We demonstrated a novel proof-of-concept microfluidic device to systematically crystallize proteins with nanoscale volumes of sample per trial comparable with current generation high-throughput screening platforms. The device utilizes a gradient generator to establish many unique concentrations of protein and precipitant and is easily scalable in the number of conditions, sample volume requirement, and number of inlet solutions for multi-dimensional precipitant screening. A “doormat” valve was incorporated to isolate each crystallization chamber to maintain a global concentration gradient over several days. Calibration with fluorescein dye exhibited successful concentration gradient generation quantitatively in agreement with a numerical model of the device. Two proteins were tested in the device and were successfully crystallized as observed by bright-field, UV, and SONICC imaging. Quantitative analysis of the conditions where crystals were observed provided nucleation conditions in agreement with those previously reported for lysozyme and uncovered a portion of the C-PC/PEG phase space.
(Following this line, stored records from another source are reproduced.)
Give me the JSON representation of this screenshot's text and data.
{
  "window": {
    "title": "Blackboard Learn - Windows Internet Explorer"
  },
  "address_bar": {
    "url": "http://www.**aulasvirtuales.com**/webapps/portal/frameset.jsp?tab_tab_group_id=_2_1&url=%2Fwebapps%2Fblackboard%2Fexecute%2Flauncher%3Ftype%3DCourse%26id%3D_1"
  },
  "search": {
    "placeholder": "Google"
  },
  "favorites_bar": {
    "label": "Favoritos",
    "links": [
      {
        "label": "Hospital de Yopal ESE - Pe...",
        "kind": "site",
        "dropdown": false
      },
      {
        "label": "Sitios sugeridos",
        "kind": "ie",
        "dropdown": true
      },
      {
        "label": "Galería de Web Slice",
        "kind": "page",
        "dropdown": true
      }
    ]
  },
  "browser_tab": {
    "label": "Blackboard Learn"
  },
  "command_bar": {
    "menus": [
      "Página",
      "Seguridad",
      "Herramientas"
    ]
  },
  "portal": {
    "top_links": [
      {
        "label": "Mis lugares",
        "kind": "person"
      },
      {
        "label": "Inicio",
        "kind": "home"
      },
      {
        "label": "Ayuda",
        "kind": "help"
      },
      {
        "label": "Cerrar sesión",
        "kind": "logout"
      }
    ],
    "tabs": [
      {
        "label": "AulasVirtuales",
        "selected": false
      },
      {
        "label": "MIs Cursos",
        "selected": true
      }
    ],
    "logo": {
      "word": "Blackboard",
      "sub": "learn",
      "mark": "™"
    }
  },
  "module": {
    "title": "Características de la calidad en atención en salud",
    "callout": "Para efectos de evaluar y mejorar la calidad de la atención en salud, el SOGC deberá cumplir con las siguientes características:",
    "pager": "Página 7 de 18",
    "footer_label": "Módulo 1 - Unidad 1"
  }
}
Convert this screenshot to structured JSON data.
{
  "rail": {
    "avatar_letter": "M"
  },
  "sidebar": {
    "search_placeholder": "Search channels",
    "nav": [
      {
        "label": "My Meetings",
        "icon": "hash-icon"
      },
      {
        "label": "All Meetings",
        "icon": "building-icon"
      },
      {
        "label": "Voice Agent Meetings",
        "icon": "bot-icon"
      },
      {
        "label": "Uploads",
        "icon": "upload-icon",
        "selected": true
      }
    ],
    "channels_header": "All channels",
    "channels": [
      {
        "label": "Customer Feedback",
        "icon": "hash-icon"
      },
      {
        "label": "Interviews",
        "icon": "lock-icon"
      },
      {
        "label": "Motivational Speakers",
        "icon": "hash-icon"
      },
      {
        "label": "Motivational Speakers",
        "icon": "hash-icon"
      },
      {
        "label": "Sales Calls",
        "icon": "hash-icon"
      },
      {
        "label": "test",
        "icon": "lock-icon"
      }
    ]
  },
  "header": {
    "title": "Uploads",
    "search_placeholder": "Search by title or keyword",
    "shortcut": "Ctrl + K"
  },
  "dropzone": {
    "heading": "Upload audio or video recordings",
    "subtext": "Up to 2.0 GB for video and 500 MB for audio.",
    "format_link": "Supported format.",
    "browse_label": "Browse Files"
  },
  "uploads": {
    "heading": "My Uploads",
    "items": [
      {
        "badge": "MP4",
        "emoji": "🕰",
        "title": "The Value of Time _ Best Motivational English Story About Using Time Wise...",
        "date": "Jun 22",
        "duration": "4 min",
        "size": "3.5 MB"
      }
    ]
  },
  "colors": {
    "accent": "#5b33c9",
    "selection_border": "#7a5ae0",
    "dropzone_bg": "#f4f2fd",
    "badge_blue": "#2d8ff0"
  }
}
Large crystals of lysozyme formed with the addition of a NaCl precipitant and C-PC produced micro-/nanocrystal showers using a viscous PEG precipitant, which also demonstrated the versatility of the device with various common precipitants. To adequately model crystallization screens with varying viscosity, we also demonstrated the adaptation of a numerical model for the C-PC/PEG system. From this initial proof-of-concept study, the device can be readily used for protein crystallization screening in a wide range of laboratory settings and with a variety of proteins due to cheap and rapid fabrication, simple operation, and low sample volume requirements. Compatibility with most protein crystal imaging technologies also allows for straightforward visualization of crystal screening trials to determine crystal characteristics for X-ray crystallography. Furthermore, this device can enable studying the relationships between crystallization conditions and crystal growth characteristics (e.g., number and size), which is important in selecting optimal protein crystals for both traditional crystallography and SFX.